Thinking of such a periodic cycling of a system’s state as a “time crystal” is in fact nothing new. Any kind of regular wave is like that. And you can find such waves arising of their own accord in a bunch of atoms, for example in the oscillations of chemical state long known to occur in some special chemical mixtures, called clock reactions. Thinking of chemical waves, and the related phenomenon of waves of electrical excitation that cause heartbeats, as “patterns” or even crystals in time led American theoretical biologist Arthur Winfree to give his 1987 book on the topic the equally Whoesque title When Time Breaks Down.
However, chemical waves and clock reactions eventually run out of steam unless they are constantly fed with energy. What was strange about the quantum time crystals Wilczek was proposing is that they never run down. They keep cycling forever, even without an external energy supply. In one manifestation, that would seem to suggest that the atoms would keep moving even in their lowest-energy state—which sounded uncomfortably like a perpetual-motion machine. A time crystal would not quite be that, because there would be no way of extracting energy from that movement without disrupting it. Still, it seemed highly counterintuitive, despite Wilczek’s theoretical demonstration that such things might be possible.
But are they possible? In 2015, two Japanese physicists, Haruki Watanabe and Masaki Oshikawa, looked carefully at Wilczek’s argument and found that it didn’t quite stack up. They proved that it is impossible to create a time crystal from any system in its lowest-energy state. The order promised by this kind of spontaneous, wavelike cycling of configurations is a mirage.
That isn’t the end of the story, though. There was a loophole in the argument of Watanabe and Oshikawa, as they acknowledged themselves: you can get oscillations of the kind Wilczek proposed if a system is not in its lowest-energy state. In that case, there needs to be some source of energy to drive the system into a higher-energy state—which is to say, to drive it away from equilibrium.
But this possibility is well known, the Japanese researchers said. Non-equilibrium oscillations are precisely what we see in the chemical clock reaction and in other chemical waves. In fact, we see such spontaneous oscillations throughout nature: in heartbeats, say, and in the cyclic rise and fall of populations of predators and their prey. Such things “should not be called time crystals without further justification,” Watanabe and Oshikawa wrote.

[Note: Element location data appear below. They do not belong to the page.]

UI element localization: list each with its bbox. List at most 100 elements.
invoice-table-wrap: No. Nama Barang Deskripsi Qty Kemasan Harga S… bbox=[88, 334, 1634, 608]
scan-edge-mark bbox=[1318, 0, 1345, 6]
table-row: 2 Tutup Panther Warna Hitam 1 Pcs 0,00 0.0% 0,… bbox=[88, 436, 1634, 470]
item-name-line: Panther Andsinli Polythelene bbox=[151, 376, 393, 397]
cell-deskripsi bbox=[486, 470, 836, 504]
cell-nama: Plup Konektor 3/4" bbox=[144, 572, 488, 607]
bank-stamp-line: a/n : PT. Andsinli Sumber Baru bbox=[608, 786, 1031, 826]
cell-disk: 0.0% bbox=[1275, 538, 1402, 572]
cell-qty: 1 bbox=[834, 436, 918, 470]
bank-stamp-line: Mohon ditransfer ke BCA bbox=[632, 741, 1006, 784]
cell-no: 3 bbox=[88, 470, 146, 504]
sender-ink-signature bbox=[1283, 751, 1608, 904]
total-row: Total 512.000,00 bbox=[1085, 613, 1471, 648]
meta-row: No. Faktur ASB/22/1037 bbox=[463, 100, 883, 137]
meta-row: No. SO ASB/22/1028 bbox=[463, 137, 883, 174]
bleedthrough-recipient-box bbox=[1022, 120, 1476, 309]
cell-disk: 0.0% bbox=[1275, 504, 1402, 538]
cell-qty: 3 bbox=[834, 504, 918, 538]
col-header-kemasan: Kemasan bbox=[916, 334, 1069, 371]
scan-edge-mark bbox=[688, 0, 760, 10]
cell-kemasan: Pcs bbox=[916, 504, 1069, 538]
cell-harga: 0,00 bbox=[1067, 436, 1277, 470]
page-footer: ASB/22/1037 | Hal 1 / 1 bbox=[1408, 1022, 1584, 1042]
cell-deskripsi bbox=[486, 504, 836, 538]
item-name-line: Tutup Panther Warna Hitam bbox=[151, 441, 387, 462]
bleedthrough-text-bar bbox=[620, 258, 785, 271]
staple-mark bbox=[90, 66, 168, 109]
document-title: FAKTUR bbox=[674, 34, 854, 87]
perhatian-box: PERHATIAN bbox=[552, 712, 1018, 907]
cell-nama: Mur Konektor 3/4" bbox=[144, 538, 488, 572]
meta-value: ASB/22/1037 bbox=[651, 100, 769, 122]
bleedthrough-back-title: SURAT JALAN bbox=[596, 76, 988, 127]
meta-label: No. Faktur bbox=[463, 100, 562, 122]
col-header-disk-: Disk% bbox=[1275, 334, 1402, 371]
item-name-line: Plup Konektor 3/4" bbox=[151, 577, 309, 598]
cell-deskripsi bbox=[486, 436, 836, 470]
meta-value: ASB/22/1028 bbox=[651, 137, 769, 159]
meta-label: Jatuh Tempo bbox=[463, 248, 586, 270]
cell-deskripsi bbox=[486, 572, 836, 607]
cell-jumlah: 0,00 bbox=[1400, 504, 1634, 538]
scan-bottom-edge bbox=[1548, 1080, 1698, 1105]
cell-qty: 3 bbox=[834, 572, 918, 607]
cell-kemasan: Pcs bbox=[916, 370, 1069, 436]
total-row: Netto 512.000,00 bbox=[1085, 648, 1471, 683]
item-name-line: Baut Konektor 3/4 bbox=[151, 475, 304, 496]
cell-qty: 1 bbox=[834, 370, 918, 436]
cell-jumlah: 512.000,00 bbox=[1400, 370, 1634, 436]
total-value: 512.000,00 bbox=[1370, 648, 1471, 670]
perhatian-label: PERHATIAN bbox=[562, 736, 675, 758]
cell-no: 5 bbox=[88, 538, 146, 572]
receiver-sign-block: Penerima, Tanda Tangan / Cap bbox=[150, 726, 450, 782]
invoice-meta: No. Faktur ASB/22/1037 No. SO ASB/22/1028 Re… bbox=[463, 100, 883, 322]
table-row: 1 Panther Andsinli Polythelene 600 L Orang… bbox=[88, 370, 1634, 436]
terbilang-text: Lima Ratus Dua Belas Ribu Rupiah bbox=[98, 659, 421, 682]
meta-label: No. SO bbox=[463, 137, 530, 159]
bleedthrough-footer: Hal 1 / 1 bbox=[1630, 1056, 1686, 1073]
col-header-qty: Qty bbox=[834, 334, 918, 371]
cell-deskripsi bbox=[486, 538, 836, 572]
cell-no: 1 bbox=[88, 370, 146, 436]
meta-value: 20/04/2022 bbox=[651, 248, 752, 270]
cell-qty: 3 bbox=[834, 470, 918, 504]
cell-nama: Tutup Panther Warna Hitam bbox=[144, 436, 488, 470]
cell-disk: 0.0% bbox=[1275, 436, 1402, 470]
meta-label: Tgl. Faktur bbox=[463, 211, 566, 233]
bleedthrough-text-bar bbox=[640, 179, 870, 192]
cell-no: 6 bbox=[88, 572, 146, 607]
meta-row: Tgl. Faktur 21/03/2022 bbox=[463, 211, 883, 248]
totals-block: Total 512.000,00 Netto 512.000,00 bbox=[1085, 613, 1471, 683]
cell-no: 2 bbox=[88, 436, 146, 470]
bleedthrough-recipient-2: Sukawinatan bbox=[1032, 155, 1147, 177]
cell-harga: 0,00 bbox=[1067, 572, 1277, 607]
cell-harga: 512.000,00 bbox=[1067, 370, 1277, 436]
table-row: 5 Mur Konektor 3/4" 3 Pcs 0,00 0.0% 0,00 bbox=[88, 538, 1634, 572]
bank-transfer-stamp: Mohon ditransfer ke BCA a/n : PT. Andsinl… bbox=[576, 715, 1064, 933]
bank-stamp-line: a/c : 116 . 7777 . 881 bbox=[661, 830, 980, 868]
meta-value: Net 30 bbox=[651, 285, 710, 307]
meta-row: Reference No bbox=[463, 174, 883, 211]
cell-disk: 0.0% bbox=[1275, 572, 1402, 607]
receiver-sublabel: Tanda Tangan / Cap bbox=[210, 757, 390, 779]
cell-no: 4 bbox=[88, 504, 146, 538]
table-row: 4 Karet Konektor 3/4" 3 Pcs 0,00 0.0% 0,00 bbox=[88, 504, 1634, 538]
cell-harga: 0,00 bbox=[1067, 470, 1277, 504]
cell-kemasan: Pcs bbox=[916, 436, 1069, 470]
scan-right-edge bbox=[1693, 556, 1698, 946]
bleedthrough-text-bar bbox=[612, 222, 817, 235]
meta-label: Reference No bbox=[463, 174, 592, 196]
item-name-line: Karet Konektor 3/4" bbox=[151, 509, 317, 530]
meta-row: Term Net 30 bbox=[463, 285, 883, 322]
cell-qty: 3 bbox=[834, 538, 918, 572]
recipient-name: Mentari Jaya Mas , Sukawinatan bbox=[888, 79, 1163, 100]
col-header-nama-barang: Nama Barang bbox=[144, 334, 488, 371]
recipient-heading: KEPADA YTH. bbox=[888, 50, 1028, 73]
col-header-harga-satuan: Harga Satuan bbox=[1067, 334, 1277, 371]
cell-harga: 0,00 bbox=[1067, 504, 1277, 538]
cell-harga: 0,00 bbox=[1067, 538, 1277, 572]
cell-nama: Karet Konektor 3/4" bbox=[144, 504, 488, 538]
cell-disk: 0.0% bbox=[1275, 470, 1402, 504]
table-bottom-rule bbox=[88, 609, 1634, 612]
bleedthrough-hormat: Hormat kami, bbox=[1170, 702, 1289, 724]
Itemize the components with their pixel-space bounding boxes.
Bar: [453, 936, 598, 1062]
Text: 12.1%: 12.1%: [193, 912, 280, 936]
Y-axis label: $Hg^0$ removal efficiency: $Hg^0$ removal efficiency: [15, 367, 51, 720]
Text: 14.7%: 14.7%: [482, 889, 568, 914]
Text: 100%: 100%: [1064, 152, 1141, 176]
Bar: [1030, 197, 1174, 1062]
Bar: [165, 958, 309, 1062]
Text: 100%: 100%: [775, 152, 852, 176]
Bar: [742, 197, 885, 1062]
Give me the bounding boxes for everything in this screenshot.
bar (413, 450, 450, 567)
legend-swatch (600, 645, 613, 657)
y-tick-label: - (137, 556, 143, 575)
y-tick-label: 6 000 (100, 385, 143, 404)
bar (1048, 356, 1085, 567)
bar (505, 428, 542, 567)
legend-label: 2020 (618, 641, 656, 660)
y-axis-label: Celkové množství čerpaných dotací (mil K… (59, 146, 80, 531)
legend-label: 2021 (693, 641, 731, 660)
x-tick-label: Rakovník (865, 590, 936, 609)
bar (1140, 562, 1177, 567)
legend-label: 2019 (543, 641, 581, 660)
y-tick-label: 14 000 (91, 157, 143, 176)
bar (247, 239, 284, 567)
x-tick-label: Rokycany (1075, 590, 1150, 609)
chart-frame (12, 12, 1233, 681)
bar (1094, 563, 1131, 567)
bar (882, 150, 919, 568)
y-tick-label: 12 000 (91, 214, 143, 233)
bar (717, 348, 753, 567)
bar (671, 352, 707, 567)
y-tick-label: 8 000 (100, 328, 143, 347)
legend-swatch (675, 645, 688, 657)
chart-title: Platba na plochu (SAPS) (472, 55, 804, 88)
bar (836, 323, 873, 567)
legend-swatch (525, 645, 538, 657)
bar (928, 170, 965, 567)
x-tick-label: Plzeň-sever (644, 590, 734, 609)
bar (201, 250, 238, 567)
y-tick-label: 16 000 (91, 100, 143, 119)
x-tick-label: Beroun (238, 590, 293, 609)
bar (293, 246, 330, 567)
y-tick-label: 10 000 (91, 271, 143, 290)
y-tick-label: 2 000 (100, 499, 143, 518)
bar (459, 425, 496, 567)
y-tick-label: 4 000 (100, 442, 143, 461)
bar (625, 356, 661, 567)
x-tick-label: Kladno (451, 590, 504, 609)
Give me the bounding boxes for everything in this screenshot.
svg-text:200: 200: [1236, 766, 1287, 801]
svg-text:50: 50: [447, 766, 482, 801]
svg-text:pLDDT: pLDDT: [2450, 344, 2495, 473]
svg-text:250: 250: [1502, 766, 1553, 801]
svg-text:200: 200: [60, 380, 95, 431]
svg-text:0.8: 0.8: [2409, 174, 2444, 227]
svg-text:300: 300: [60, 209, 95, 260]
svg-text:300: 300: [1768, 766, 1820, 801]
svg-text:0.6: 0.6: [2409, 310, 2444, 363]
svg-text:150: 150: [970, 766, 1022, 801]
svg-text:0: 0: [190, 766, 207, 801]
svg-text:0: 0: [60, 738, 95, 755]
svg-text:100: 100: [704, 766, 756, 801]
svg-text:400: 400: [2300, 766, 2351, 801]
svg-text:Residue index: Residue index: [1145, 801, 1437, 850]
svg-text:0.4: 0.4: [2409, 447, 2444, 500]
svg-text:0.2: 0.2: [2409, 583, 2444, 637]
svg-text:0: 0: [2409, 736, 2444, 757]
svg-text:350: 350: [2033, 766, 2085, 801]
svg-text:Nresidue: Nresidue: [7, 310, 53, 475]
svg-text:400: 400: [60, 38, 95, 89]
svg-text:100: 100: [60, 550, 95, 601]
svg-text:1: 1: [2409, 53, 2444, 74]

Yet Wilczek’s term seems just too catchy to ditch, and two teams of physicists have retained it for demonstrations that jump through the loophole left by the Japanese physicists’ work. Their two papers, both just published in Nature, report the experimental creation of such “non-equilibrium time crystals” (links below*). Both groups have made them from arrays of so-called “atomic spins”: basically atoms that have a quantum property called spin, making them crudely analogous to compass needles. In these time crystals, the “compass needles” rotate over time, coming back into alignment at regular intervals. But to make that happen, the researchers must deliver kicks to the spins, provided by a laser or pulses of microwaves, to keep them out of equilibrium. The time crystals are sustained only by constant kicking, even though—crucially—their oscillation doesn’t match the rhythm of the kicking.
The experiments are ingenious and the results show that this modified version of Wilczek’s vision is feasible. But are we right to award the new findings this eye-catching new label, or are they really just a new example of a phenomenon that has been going on since the first primeval heart started beating? If these fancy arrangements of quantum spins deserve to be called time crystals, can we then say that we each already have a time crystal pulsing inside of us, keeping us alive?